Com participação de artistas e religiosos, manifestação ficou conhecida como Passeata dos 100 mil
Naief Haddad | Folha de S. Paulo
26 DE JUNHO DE 1968 E SÃO PAULO - Líderes estudantis comandaram no Rio de Janeiro a maior manifestação contra a ditadura militar desde que o regime foi implantado, em 1º de abril de 1964.
Os protestos, que se estenderam pela tarde desta quarta (26), reuniram dezenas de milhares de pessoas1, que ocuparam grande parte da avenida Rio Branco e de outras ruas do centro da cidade.
Além dos estudantes universitários e secundaristas, a manifestação pacífica na Guanabara2 teve adesão de professores, artistas, intelectuais, representantes da Igreja Católica, entre outros setores.
A passeata ganhou força como resposta à repressão policial aos protestos estudantis das últimas semanas.
No último dia 21, na Sexta-feira Sangrenta, como a data vem sendo chamada, o centro do Rio virou terreno de batalha. Mais de mil pessoas foram detidas pela polícia, e pelo menos cem foram atendidas pelos hospitais da cidade —tinham sido baleadas ou feridas por cassetetes, pedras, murros e chutes.
Durante os confrontos, um policial foi morto após ser atingido por objeto na cabeça.
A manifestação deste 26 de junho também ecoou episódio de três meses atrás.
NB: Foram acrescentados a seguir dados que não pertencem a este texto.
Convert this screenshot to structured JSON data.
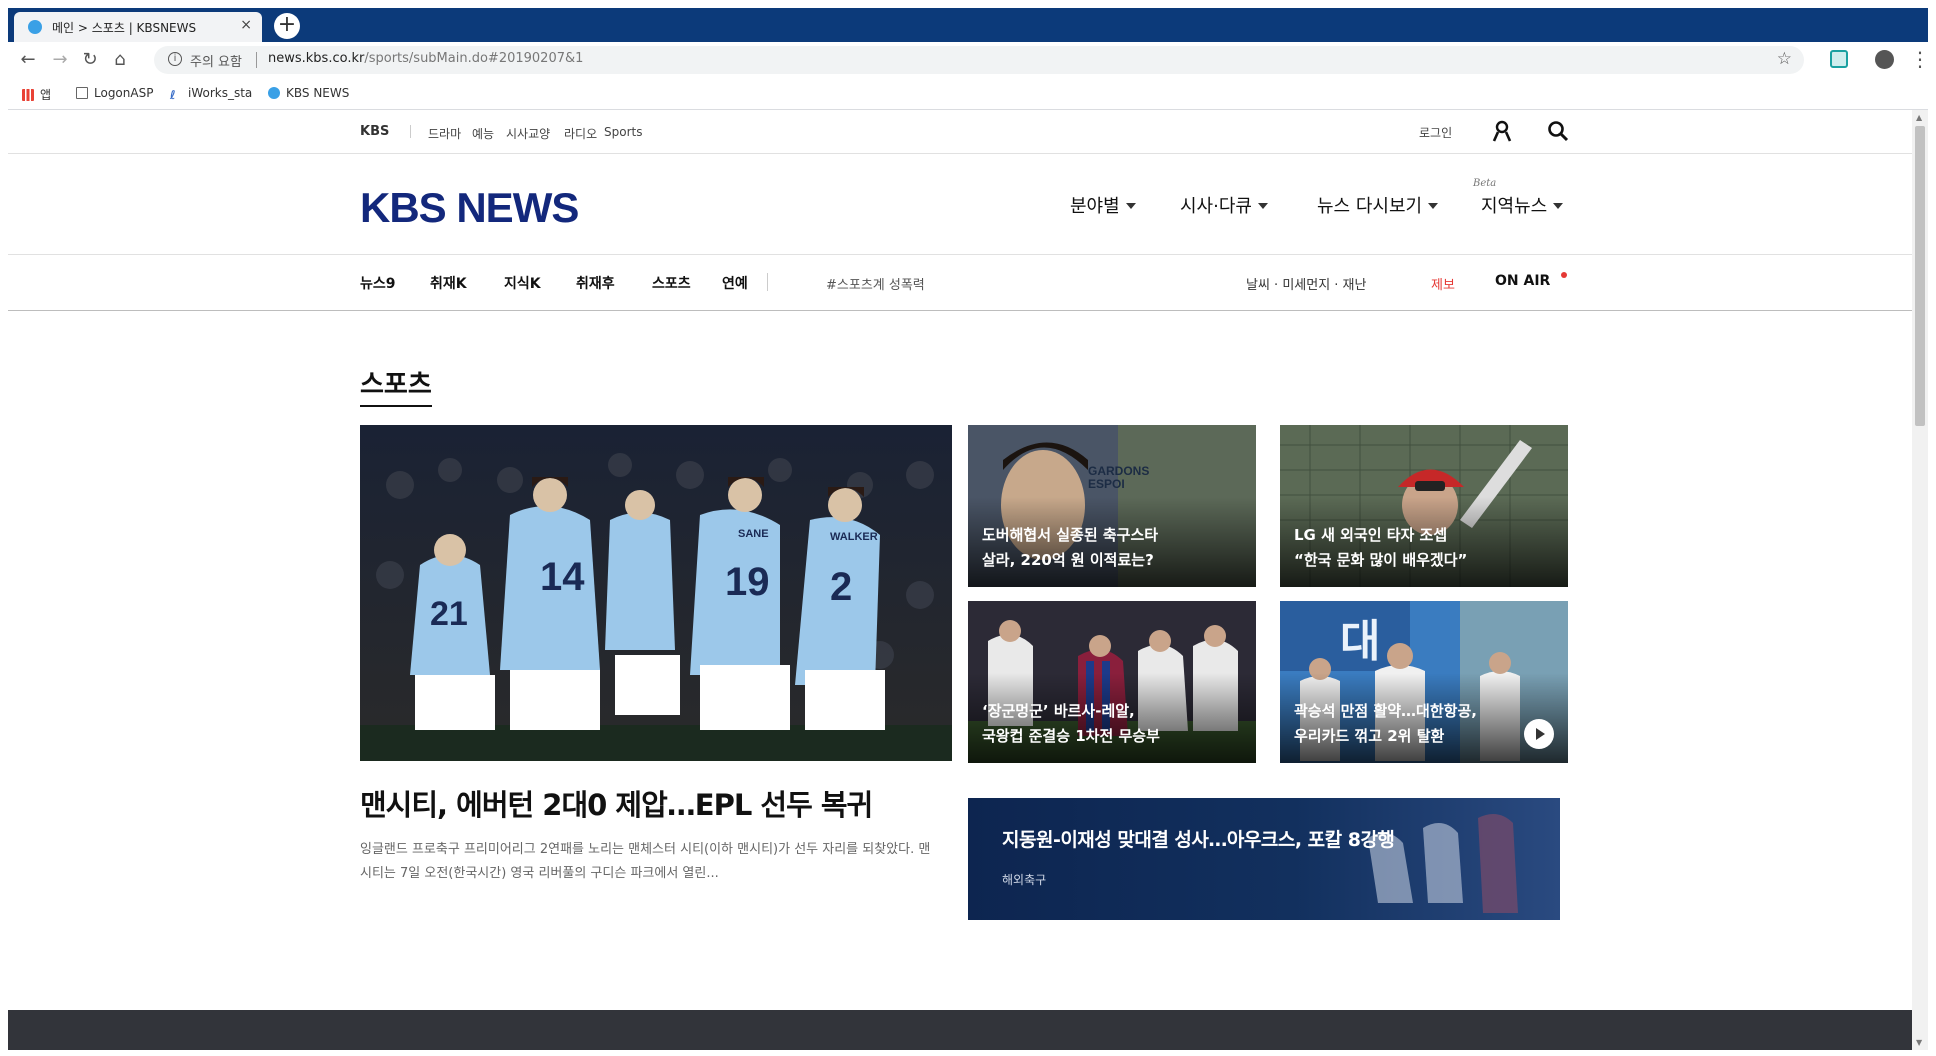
{
  "browser": {
    "tab_title": "메인 > 스포츠 | KBSNEWS",
    "tab_close": "×",
    "new_tab": "+",
    "security_label": "주의 요함",
    "url_host": "news.kbs.co.kr",
    "url_path": "/sports/subMain.do#20190207&1",
    "bookmarks": [
      {
        "label": "앱",
        "icon": "apps-icon"
      },
      {
        "label": "LogonASP",
        "icon": "page-icon"
      },
      {
        "label": "iWorks_sta",
        "icon": "iworks-icon"
      },
      {
        "label": "KBS NEWS",
        "icon": "kbs-icon"
      }
    ]
  },
  "util": {
    "brand": "KBS",
    "links": [
      "드라마",
      "예능",
      "시사교양",
      "라디오",
      "Sports"
    ],
    "login": "로그인"
  },
  "header": {
    "logo": "KBS NEWS",
    "nav": [
      "분야별",
      "시사·다큐",
      "뉴스 다시보기",
      "지역뉴스"
    ],
    "beta": "Beta"
  },
  "subnav": {
    "items": [
      "뉴스9",
      "취재K",
      "지식K",
      "취재후",
      "스포츠",
      "연예"
    ],
    "hashtag": "#스포츠계 성폭력",
    "weather": "날씨 · 미세먼지 · 재난",
    "tip": "제보",
    "onair": "ON AIR"
  },
  "section": {
    "title": "스포츠"
  },
  "main_story": {
    "headline": "맨시티, 에버턴 2대0 제압…EPL 선두 복귀",
    "summary": "잉글랜드 프로축구 프리미어리그 2연패를 노리는 맨체스터 시티(이하 맨시티)가 선두 자리를 되찾았다. 맨시티는 7일 오전(한국시간) 영국 리버풀의 구디슨 파크에서 열린...",
    "jersey_numbers": [
      "21",
      "14",
      "19",
      "2"
    ],
    "jersey_names": [
      "SANE",
      "WALKER"
    ]
  },
  "thumbs": [
    {
      "caption": "도버해협서 실종된 축구스타\n살라, 220억 원 이적료는?",
      "bg_text": "GARDONS\nESPOI"
    },
    {
      "caption": "LG 새 외국인 타자 조셉\n“한국 문화 많이 배우겠다”"
    },
    {
      "caption": "‘장군멍군’ 바르사-레알,\n국왕컵 준결승 1차전 무승부"
    },
    {
      "caption": "곽승석 만점 활약…대한항공,\n우리카드 꺾고 2위 탈환",
      "bg_text": "대"
    }
  ],
  "banner": {
    "title": "지동원-이재성 맞대결 성사…아우크스, 포칼 8강행",
    "category": "해외축구"
  },
  "colors": {
    "tabbar": "#0c3a7a",
    "logo": "#13287c",
    "accent_red": "#e53935",
    "banner": "#0f2a55",
    "footer": "#32343a"
  }
}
No dia 28 de março, o estudante Edson Luís, 18, foi morto com um tiro no peito pela Polícia Militar da Guanabara.
A repressão a cargo da tropa de choque ocorreu durante protesto dos secundaristas no restaurante estudantil Calabouço, no centro do Rio, para reivindicar comida de melhor qualidade e mais higiene.
Faixas que lembravam Edson Luís e outras com dizeres como “Abaixo a ditadura” eram vistas por volta de meio-dia desta quarta na concentração na Cinelândia.
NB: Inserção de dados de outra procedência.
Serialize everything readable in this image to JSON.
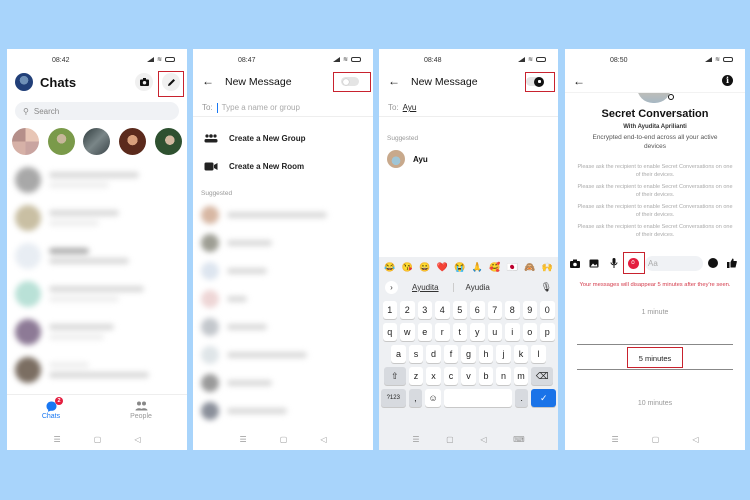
{
  "colors": {
    "background": "#a8d4fb",
    "accent": "#1877f2",
    "highlight_box": "#c8222e",
    "danger": "#e41e3f",
    "warning_text": "#d43a4a"
  },
  "screens": [
    {
      "status_time": "08:42",
      "title": "Chats",
      "header_icons": [
        "camera-icon",
        "edit-pencil-icon"
      ],
      "search_placeholder": "Search",
      "bottom_tabs": [
        {
          "label": "Chats",
          "icon": "chat-bubble-icon",
          "badge": "2",
          "active": true
        },
        {
          "label": "People",
          "icon": "people-icon",
          "active": false
        }
      ]
    },
    {
      "status_time": "08:47",
      "title": "New Message",
      "secret_toggle": "off",
      "to_label": "To:",
      "to_placeholder": "Type a name or group",
      "actions": [
        {
          "label": "Create a New Group",
          "icon": "group-icon"
        },
        {
          "label": "Create a New Room",
          "icon": "video-room-icon"
        }
      ],
      "suggested_label": "Suggested"
    },
    {
      "status_time": "08:48",
      "title": "New Message",
      "secret_toggle": "on",
      "to_label": "To:",
      "to_value": "Ayu",
      "suggested_label": "Suggested",
      "suggested": [
        {
          "name": "Ayu"
        }
      ],
      "keyboard": {
        "emoji_row": [
          "😂",
          "😘",
          "😀",
          "❤️",
          "😭",
          "🙏",
          "🥰",
          "🇯🇵",
          "🙈",
          "🙌"
        ],
        "suggestions": [
          "Ayudita",
          "Ayudia"
        ],
        "rows": [
          [
            "1",
            "2",
            "3",
            "4",
            "5",
            "6",
            "7",
            "8",
            "9",
            "0"
          ],
          [
            "q",
            "w",
            "e",
            "r",
            "t",
            "y",
            "u",
            "i",
            "o",
            "p"
          ],
          [
            "a",
            "s",
            "d",
            "f",
            "g",
            "h",
            "j",
            "k",
            "l"
          ],
          [
            "z",
            "x",
            "c",
            "v",
            "b",
            "n",
            "m"
          ]
        ],
        "symbols_key": "?123",
        "comma_key": ",",
        "period_key": "."
      }
    },
    {
      "status_time": "08:50",
      "title": "Secret Conversation",
      "with_line": "With Ayudita Aprilianti",
      "encryption_note": "Encrypted end-to-end across all your active devices",
      "recipient_notes": [
        "Please ask the recipient to enable Secret Conversations on one of their devices.",
        "Please ask the recipient to enable Secret Conversations on one of their devices.",
        "Please ask the recipient to enable Secret Conversations on one of their devices.",
        "Please ask the recipient to enable Secret Conversations on one of their devices."
      ],
      "composer_placeholder": "Aa",
      "disappear_notice": "Your messages will disappear 5 minutes after they're seen.",
      "timer_options": [
        "1 minute",
        "5 minutes",
        "10 minutes"
      ],
      "timer_selected": "5 minutes"
    }
  ]
}
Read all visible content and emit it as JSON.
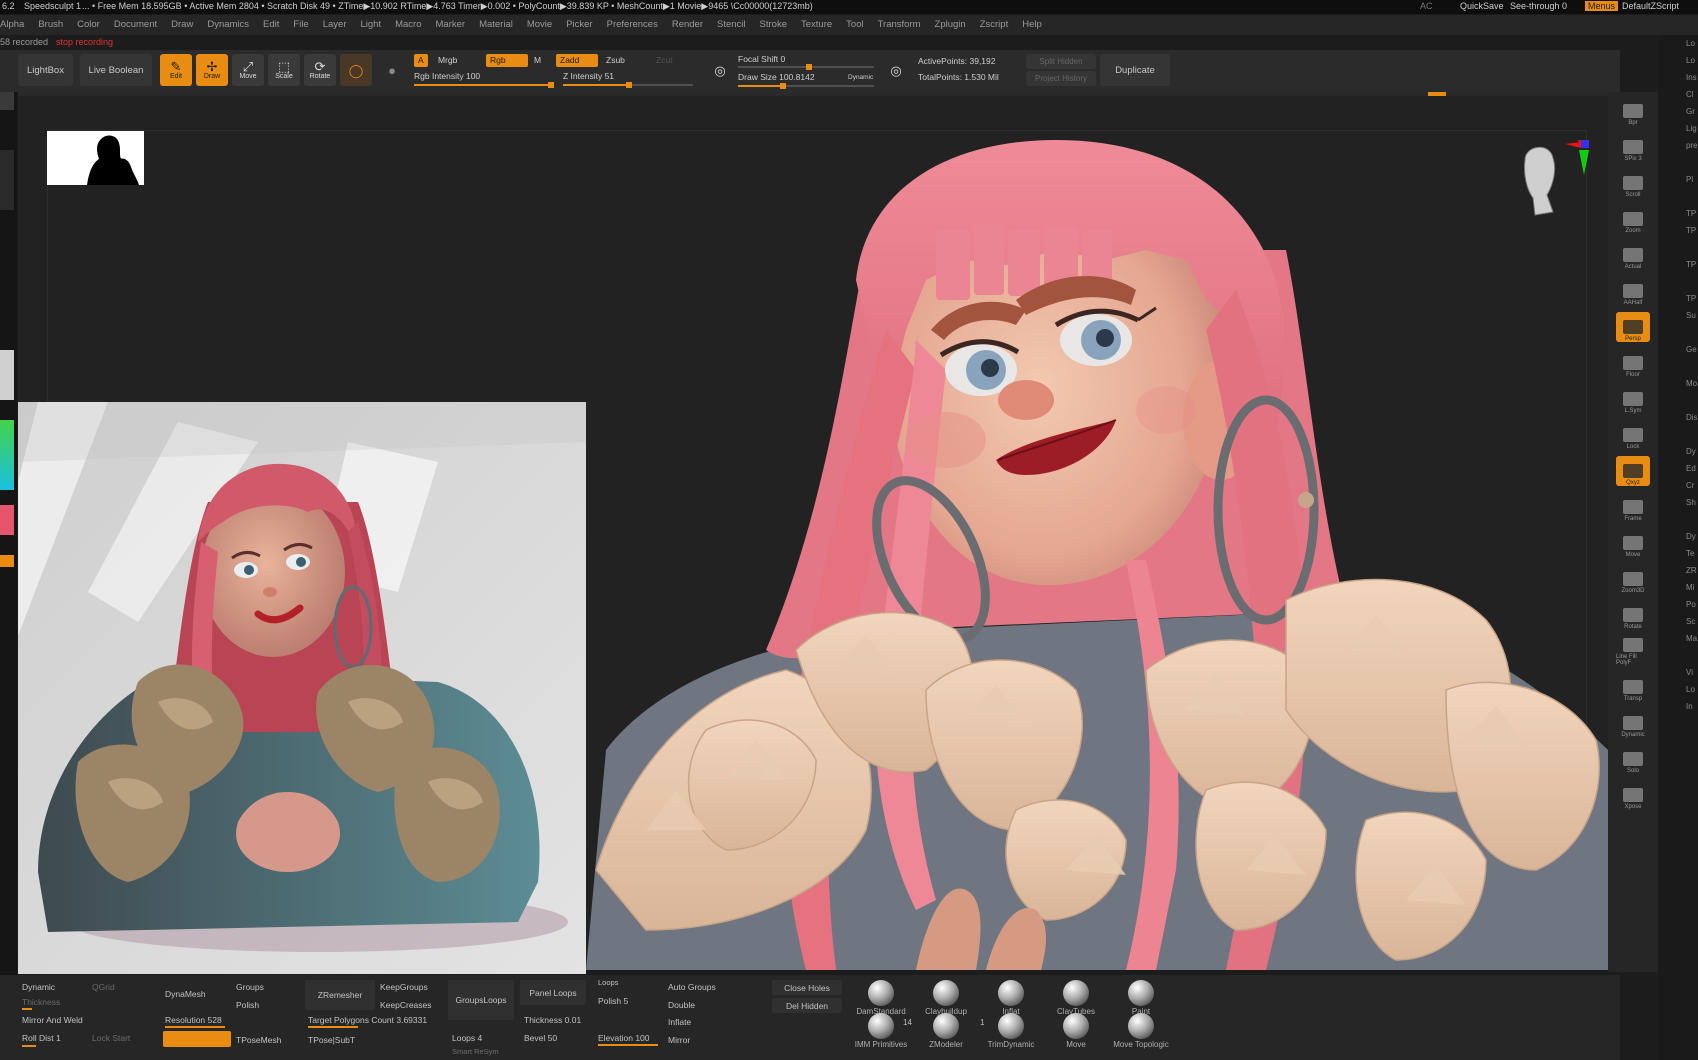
{
  "titlebar": {
    "version": "6.2",
    "doc": "Speedsculpt 1",
    "stats": "... • Free Mem 18.595GB • Active Mem 2804 • Scratch Disk 49 • ZTime▶10.902 RTime▶4.763 Timer▶0.002 • PolyCount▶39.839 KP • MeshCount▶1  Movie▶9465 \\Cc00000(12723mb)",
    "ac": "AC",
    "quicksave": "QuickSave",
    "seethrough": "See-through  0",
    "menus": "Menus",
    "script": "DefaultZScript"
  },
  "menubar": [
    "Alpha",
    "Brush",
    "Color",
    "Document",
    "Draw",
    "Dynamics",
    "Edit",
    "File",
    "Layer",
    "Light",
    "Macro",
    "Marker",
    "Material",
    "Movie",
    "Picker",
    "Preferences",
    "Render",
    "Stencil",
    "Stroke",
    "Texture",
    "Tool",
    "Transform",
    "Zplugin",
    "Zscript",
    "Help"
  ],
  "status": {
    "recorded": "58 recorded",
    "rec_red": "stop recording"
  },
  "shelf": {
    "lightbox": "LightBox",
    "live_boolean": "Live Boolean",
    "edit": "Edit",
    "draw": "Draw",
    "move": "Move",
    "scale": "Scale",
    "rotate": "Rotate",
    "a": "A",
    "mrgb": "Mrgb",
    "rgb": "Rgb",
    "m": "M",
    "zadd": "Zadd",
    "zsub": "Zsub",
    "zcut": "Zcut",
    "rgb_intensity": "Rgb Intensity 100",
    "z_intensity": "Z Intensity 51",
    "focal_shift": "Focal Shift 0",
    "draw_size": "Draw Size 100.8142",
    "dynamic": "Dynamic",
    "active_points": "ActivePoints: 39,192",
    "total_points": "TotalPoints: 1.530 Mil",
    "split_hidden": "Split Hidden",
    "project_history": "Project History",
    "duplicate": "Duplicate"
  },
  "right_tray": [
    "Bpr",
    "SPix 3",
    "Scroll",
    "Zoom",
    "Actual",
    "AAHalf",
    "Persp",
    "Floor",
    "L.Sym",
    "Lock",
    "Qxyz",
    "Frame",
    "Move",
    "Zoom3D",
    "Rotate",
    "Line Fill PolyF",
    "Transp",
    "Dynamic",
    "Solo",
    "Xpose"
  ],
  "far_right": [
    "Lo",
    "Lo",
    "Ins",
    "Cl",
    "Gr",
    "Lig",
    "pre",
    "",
    "Pl",
    "",
    "TP",
    "TP",
    "",
    "TP",
    "",
    "TP",
    "Su",
    "",
    "Ge",
    "",
    "Mo",
    "",
    "Dis",
    "",
    "Dy",
    "Ed",
    "Cr",
    "Sh",
    "",
    "Dy",
    "Te",
    "ZR",
    "Mi",
    "Po",
    "Sc",
    "Ma",
    "",
    "Vi",
    "Lo",
    "In"
  ],
  "bottom": {
    "dynamic": "Dynamic",
    "qgrid": "QGrid",
    "thickness": "Thickness",
    "mirror_weld": "Mirror And Weld",
    "roll_dist": "Roll Dist 1",
    "lock_start": "Lock Start",
    "dynamesh": "DynaMesh",
    "groups": "Groups",
    "polish": "Polish",
    "resolution": "Resolution 528",
    "tposemesh": "TPoseMesh",
    "zremesher": "ZRemesher",
    "keepgroups": "KeepGroups",
    "keepcreases": "KeepCreases",
    "target_poly": "Target Polygons Count 3.69331",
    "tpose_subt": "TPose|SubT",
    "groupsloops": "GroupsLoops",
    "panel_loops": "Panel Loops",
    "thickness2": "Thickness 0.01",
    "loops4": "Loops 4",
    "bevel": "Bevel 50",
    "smart_resym": "Smart ReSym",
    "loops": "Loops",
    "polish5": "Polish 5",
    "elevation": "Elevation 100",
    "auto_groups": "Auto Groups",
    "double": "Double",
    "inflate": "Inflate",
    "mirror": "Mirror",
    "close_holes": "Close Holes",
    "del_hidden": "Del Hidden",
    "count14": "14",
    "count1": "1"
  },
  "brushes": [
    "DamStandard",
    "Claybuildup",
    "Inflat",
    "ClayTubes",
    "Paint",
    "IMM Primitives",
    "ZModeler",
    "TrimDynamic",
    "Move",
    "Move Topologic"
  ],
  "colors": {
    "accent": "#e98d12",
    "hair": "#e8798a",
    "fur": "#e9c5a6",
    "bg": "#222222"
  }
}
Vladimir Palmeira |3|, principal líder estudantil da cidade atualmente, foi a primeiro a falar para a multidão.
“Os estudantes mostraram que não são cordeiros, e o seu movimento adquiriu força e consistência. Mas não nos iludamos”, disse Palmeira, 23, presidente da União Metropolitana dos Estudantes (UME).
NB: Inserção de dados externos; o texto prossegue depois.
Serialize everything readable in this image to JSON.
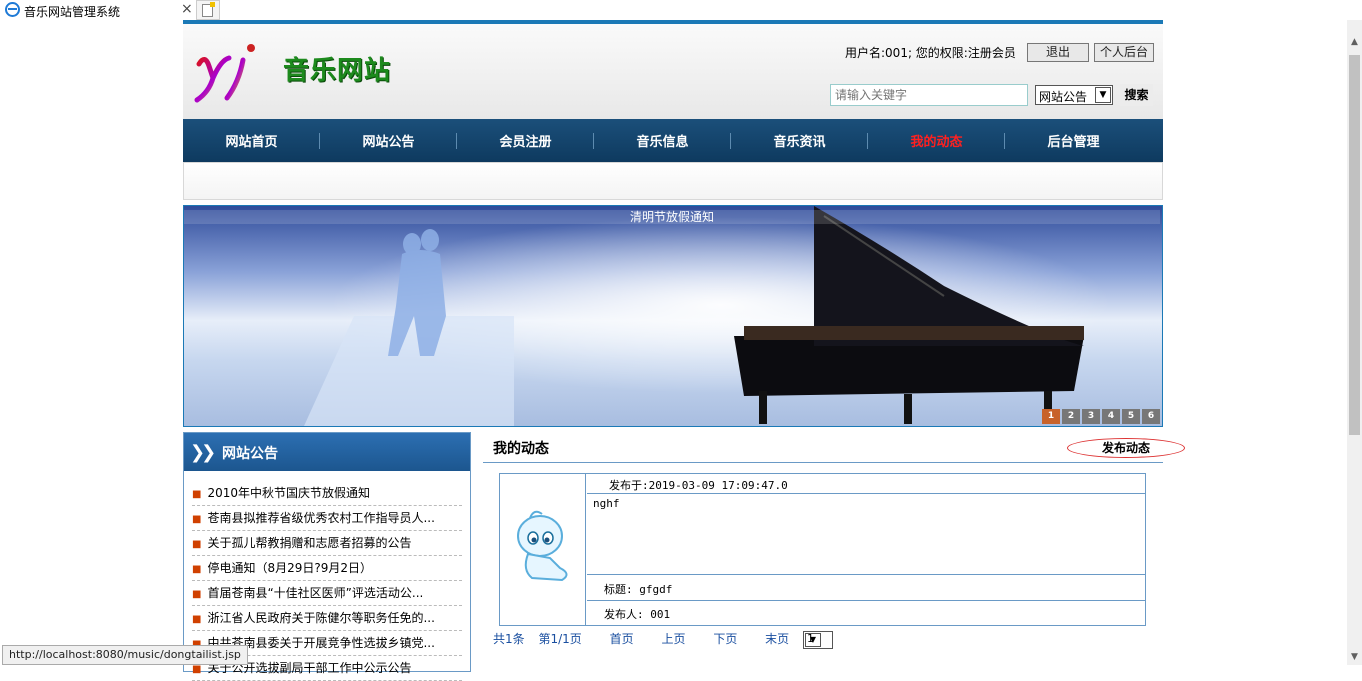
{
  "browser": {
    "tab_title": "音乐网站管理系统",
    "close_glyph": "×",
    "status_url": "http://localhost:8080/music/dongtailist.jsp"
  },
  "header": {
    "logo_text": "音乐网站",
    "user_info": "用户名:001; 您的权限:注册会员",
    "logout_label": "退出",
    "backend_label": "个人后台",
    "search_placeholder": "请输入关键字",
    "search_scope": "网站公告",
    "search_label": "搜索"
  },
  "nav": {
    "items": [
      "网站首页",
      "网站公告",
      "会员注册",
      "音乐信息",
      "音乐资讯",
      "我的动态",
      "后台管理"
    ],
    "active_color": "#ff2020"
  },
  "banner": {
    "caption": "清明节放假通知",
    "dots": [
      "1",
      "2",
      "3",
      "4",
      "5",
      "6"
    ]
  },
  "sidebar": {
    "title": "网站公告",
    "items": [
      "2010年中秋节国庆节放假通知",
      "苍南县拟推荐省级优秀农村工作指导员人...",
      "关于孤儿帮教捐赠和志愿者招募的公告",
      "停电通知（8月29日?9月2日）",
      "首届苍南县“十佳社区医师”评选活动公...",
      "浙江省人民政府关于陈健尔等职务任免的...",
      "中共苍南县委关于开展竞争性选拔乡镇党...",
      "关于公开选拔副局干部工作中公示公告"
    ]
  },
  "main": {
    "title": "我的动态",
    "publish_label": "发布动态",
    "post": {
      "published": "发布于:2019-03-09 17:09:47.0",
      "content": "nghf",
      "subject": "标题: gfgdf",
      "author": "发布人: 001"
    },
    "pager": {
      "total": "共1条",
      "page": "第1/1页",
      "first": "首页",
      "prev": "上页",
      "next": "下页",
      "last": "末页",
      "current": "1"
    }
  }
}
“Como é que um governo que sempre nos reprimiu, sempre nos bateu permite agora esta manifestação? Está na cara: a gente sabe que, a longo prazo, a violência vai ser usada novamente, nós vamos ser reprimidos porque isso faz parte de um sistema que a gente conhece. E por conhecê-lo bem, queremos derrubá-lo”, continuou Palmeira.
Na segunda (24), o presidente Artur da Costa e Silva, havia avisado o governador da Guanabara, Negrão de Lima, que autorizava a manifestação. O governo federal queria evitar o desgaste de uma nova Sexta-feira Sangrenta.
No dia seguinte, em telegrama ao governador, Costa e Silva fazia o alerta: “Não permitirei agitações estéreis e dirigidas pelos órgãos internacionais contra a tranquilidade da família brasileira, consoante compromissos da Revolução de 31 de março de 1964”.